Here is the complete letter written by Saeed Masouri from Rajai Shahr prison. I posted a link to it back in the Latest from Iran (29 July): 22% Support?

September 6, 2010 | Unregistered CommenterCatherine

Dear Loes (and everyone),
If you are dissatisfied with the amount of attention paid by the international media to this case (and so many othersd), why not re-send Saeed Masouri's letter from Rajai Shahr to all the e-mail addresses listed under the headings:
- Extended gov’t & int’l org contacts
- Extended media contacts
on this campaign page that was originally created for another important issue?:

September 6, 2010 | Unregistered CommenterCatherine

Dear Catherine,

Thanks for your advice.

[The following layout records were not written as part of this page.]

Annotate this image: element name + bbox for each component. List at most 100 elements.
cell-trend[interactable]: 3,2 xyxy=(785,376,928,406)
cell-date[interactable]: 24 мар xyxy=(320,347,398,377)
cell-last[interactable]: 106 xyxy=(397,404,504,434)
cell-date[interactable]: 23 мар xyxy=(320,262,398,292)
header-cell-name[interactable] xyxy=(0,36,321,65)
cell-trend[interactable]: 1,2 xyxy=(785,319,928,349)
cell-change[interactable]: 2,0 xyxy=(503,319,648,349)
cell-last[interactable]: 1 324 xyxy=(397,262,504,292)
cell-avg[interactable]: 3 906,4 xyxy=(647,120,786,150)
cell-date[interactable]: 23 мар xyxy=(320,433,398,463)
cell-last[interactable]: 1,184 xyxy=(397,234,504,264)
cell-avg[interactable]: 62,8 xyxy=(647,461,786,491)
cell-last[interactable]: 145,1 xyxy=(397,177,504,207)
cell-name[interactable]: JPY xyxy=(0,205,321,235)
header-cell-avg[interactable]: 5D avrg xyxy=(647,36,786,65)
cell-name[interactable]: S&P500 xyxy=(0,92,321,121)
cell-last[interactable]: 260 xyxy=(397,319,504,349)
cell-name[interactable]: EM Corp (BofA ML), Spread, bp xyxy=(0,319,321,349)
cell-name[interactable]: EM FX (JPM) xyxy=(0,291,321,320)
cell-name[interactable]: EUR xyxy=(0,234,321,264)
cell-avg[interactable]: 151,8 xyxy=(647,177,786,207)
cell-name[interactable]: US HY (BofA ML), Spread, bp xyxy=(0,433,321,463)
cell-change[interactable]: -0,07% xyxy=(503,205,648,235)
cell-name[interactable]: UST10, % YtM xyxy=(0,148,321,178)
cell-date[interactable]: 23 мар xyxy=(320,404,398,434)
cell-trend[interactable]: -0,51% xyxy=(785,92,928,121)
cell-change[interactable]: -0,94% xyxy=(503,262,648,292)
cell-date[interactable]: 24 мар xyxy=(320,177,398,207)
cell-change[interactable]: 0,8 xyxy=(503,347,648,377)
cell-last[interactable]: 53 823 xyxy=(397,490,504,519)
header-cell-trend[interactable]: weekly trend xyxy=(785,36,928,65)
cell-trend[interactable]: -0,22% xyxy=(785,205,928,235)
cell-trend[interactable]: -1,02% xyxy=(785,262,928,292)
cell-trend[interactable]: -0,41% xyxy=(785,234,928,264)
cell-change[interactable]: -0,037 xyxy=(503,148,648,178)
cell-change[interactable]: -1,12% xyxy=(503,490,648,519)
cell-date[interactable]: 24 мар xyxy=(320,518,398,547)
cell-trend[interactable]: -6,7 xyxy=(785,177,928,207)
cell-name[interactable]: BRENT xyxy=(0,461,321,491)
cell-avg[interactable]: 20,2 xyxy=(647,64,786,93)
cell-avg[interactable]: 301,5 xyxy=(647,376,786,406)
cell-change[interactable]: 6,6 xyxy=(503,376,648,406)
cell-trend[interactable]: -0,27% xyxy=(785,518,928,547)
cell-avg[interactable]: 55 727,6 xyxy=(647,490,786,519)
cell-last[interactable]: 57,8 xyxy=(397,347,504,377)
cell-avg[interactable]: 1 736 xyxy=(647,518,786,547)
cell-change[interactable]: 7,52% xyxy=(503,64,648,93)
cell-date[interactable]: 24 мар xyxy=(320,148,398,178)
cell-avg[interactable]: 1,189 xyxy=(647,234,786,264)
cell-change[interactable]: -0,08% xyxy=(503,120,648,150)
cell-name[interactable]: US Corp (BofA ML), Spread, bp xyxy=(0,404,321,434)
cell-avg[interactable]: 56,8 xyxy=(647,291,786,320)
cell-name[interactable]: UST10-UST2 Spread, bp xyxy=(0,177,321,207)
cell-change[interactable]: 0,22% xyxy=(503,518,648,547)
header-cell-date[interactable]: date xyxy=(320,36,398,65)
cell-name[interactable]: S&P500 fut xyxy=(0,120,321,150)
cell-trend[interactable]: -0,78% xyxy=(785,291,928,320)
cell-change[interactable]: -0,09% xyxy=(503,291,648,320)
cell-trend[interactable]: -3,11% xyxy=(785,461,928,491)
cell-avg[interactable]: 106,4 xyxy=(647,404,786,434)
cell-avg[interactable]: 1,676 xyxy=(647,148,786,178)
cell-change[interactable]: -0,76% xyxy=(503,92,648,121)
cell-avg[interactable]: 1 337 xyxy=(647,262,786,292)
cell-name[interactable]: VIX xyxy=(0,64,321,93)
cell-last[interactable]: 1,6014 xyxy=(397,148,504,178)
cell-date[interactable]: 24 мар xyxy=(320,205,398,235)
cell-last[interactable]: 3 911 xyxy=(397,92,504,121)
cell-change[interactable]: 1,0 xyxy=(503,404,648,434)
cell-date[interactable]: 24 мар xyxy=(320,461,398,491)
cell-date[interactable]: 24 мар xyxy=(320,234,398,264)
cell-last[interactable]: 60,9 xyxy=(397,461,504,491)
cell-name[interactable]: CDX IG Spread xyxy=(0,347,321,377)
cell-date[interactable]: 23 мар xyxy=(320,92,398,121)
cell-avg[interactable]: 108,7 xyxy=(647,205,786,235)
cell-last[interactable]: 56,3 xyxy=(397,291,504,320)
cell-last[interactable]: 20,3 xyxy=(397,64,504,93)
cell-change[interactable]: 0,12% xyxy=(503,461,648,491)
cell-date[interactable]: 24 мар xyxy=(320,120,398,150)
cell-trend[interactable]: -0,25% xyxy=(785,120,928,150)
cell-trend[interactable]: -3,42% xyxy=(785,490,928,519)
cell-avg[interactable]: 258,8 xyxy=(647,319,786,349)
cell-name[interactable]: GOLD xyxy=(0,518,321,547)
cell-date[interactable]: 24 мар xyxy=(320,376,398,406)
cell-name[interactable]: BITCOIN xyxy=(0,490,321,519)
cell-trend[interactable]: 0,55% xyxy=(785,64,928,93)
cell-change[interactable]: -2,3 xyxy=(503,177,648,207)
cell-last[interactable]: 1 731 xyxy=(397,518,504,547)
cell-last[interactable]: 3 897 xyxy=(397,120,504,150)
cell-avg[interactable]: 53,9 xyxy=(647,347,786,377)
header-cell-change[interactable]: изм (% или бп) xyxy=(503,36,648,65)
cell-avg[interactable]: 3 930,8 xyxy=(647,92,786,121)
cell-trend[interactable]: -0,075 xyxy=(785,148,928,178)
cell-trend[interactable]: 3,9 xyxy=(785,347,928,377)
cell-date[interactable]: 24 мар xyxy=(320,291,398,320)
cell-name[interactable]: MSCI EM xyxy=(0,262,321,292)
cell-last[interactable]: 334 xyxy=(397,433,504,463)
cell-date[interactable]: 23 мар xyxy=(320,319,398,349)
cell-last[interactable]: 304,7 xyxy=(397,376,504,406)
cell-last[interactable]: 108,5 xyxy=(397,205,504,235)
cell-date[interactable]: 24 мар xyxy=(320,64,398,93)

I wrote this piece at the request of my Baha'i friends and sent it to Gary Sick's forum Gulf2000. It was publised and Scott saw it and contacted me. But in the original article I did not write that Saeed Masouri's letter was smuggled to ME! I read it after you posted that link. I am hesitant to re-send that letter as Masouri is still detained in Rajai Shahr and more publicity might harm him even more.
PS I think we both live in The Hague

September 6, 2010 | Unregistered CommenterBijnen13

Beste Loes,

Thanks for your clarification.

RE "I am hesitant to re-send it as Saeed Masouri is still detained in Rajai Shahr and more attention for his person might harm him even more."

That's always the chicken and te egg dilemma in these cases: what effect will broad internation attention have on the future fate and current situation of a prisoner in an authoritarian regime? That's also something that has preoccupied Dutch authorities regarding the Zahra Bahrami case.